Прямо у неё перед глазами оказалось красно-синее неровное пятно — шрам на его плече. Полина вспомнила, как цеплялась за его плечи, когда он обнимал её в сенях, поцеловала это пятно и спросила:
— Не болит?
— Что не болит? — не понял Георгий. — А! Нет, ничего не болит. Совсем ничего, Полин! Я ведь эту неделю только и делал, что отдыхал. Даже не то что отдыхал, хотя, конечно, и не работал, но все-таки это не отдых был, а знаешь как…
Георгий рассказывал о том, как ему было в Камарге, Полина слушала, уткнувшись подбородком ему в грудь и глядя в его светлеющие глаза, и понимала, что может лежать так бесконечно и слушать, как он говорит, или молчит, или даже просто спит…
— В общем, я как Иванушка-дурачок, — сказал он. — Или кто там, Конек-Горбунок? Который в котел с кипятком прыгнул, как в живую воду. Вот и я в такой воде плавал.
— Как же ты плавал? — удивилась Полина. — Все-таки зима.
— Мне было хорошо, — сказал он. — Ты не сердишься?
— На что? — не поняла она.
— Что мне было хорошо, хотя… Хотя тебя не было. Но я, знаешь, как-то все время чувствовал, что ты все равно что со мной, — объяснил он. — Я только в Камарге это по-настоящему почувствовал, хотя там-то тебя не было…
Полина расхохоталась.
— Я не сержусь, — сказала она. — А сейчас ты чувствуешь, что я с тобой, или только в Камарге? — Этот вопрос тут же показался ей то ли глупостью, то ли дешевым кокетством, и она торопливо сказала: — Жуть все-таки какая, ну пусть там плюс двадцать градусов было, а здесь-то минус пятьдесят! Семьдесят градусов разницы, заметил ты?
— Не заметил. — Георгий пожал плечами; Полинина голова качнулась, как на сильной волне. — А что сейчас ты со мной, я чувствую. Очень даже чувствую, Полинка, честное слово! — сказал он, зажмурившись.
— Ты то совсем большой, а то как маленький, — опять засмеялась она. — Хотя все равно очень большой. А на каком языке ты там разговаривал?
— Да на неандертальском, на каком еще. На пальцах. Я же в языках дуб дубом, вот уж точно идиотизм. Но, знаешь, меня там все как-то сразу понимали, и я всех понимал. Ты чего опять смеешься? — заметил он. — Хотя смешно, конечно, что дуб дубом…

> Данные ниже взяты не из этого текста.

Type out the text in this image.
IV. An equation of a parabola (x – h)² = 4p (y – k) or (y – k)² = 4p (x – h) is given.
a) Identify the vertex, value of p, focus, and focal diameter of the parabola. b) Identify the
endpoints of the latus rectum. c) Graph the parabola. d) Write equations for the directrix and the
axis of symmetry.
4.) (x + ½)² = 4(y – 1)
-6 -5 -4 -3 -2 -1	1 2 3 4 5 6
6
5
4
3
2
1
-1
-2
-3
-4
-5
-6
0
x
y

— Нет, я не потому, — сказала Полина. — То есть потому… Да просто очередная дурость в голову пришла!
— Какая? — улыбнулся он. — Скажи, Полин, я же любопытный.
— Да такая… Знаешь, песня такая есть, про дуб высокий? — стесняясь своей неизвестно откуда взявшейся сентиментальности, ответила она. — И про рябину с ветвями.
— Есть, — снова улыбнулся Георгий. — Ну и прижимайся, чем хочешь. Вся прижимайся, Полина, — шепнул он ей в макушку; она расслышала даже не голос его, а дыхание, и по дыханию догадалась, что он сказал. — Раз так, то хоть бы и дубом…
— А помнишь, ты сказал, что на руках меня носил бы, если бы я… Если бы я — что? — поскорее спросила Полина.
Его она не стеснялась нисколько, она с ним как будто бы и не разговаривала, а просто дышала. Но себя — своих чувств, слов, своих связанных с ним мыслей, — она все-таки стеснялась. Ей казалось почему- то, что он вдруг возьмет да и посмеется над всем этим, хотя ничего в нем не было такого, чтобы так думать, даже наоборот.
— Я такое говорил? — удивился Георгий. — Когда это? А! — то ли вспомнил, то ли просто догадался он. — Да не если бы ты, а если бы я. Тебя-то я и так носил бы, без предварительных условий. Но сам я, понимаешь, тогда совсем был… раздолбанный. Во всех отношениях. Вряд ли тогда тебе со мной… Полин, ты что? — спросил он.
— Да ничего. — Она сползла у него с плеча, быстро поцеловала его в грудь и стала целовать дальше, куда-то в солнечное сплетение. — Ты, Егор, в самом деле ужасно большой, тебя пока всего обцелуешь, семь потов сойдет!
— Всего? — засмеялся он. — Полинка, мне щекотно, когда ты носом так фыркаешь! Ну, не целуй всего, если это долго.
— Ничего, я не спешу, — пробормотала она, скользя губами вниз по темной дорожке на его животе. — Не целовать?
— Целуй… — выдохнул он; дрожь прошла по всему его телу. — Мне… хорошо… Полиночка… так хорошо!..
Он и правда был большой, просто необъятный — как такого всего поцелуешь? Но в огромности его тела Полина чувствовала какие-то точки, к которым её словно магнитом притягивало. Она сама не понимала, почему именно к ним, но когда её губы их касались, весь он отзывался на эти прикосновения — телом, нервами, сердцем, всем собою!
И она готова была прикасаться к ним тысячу раз подряд.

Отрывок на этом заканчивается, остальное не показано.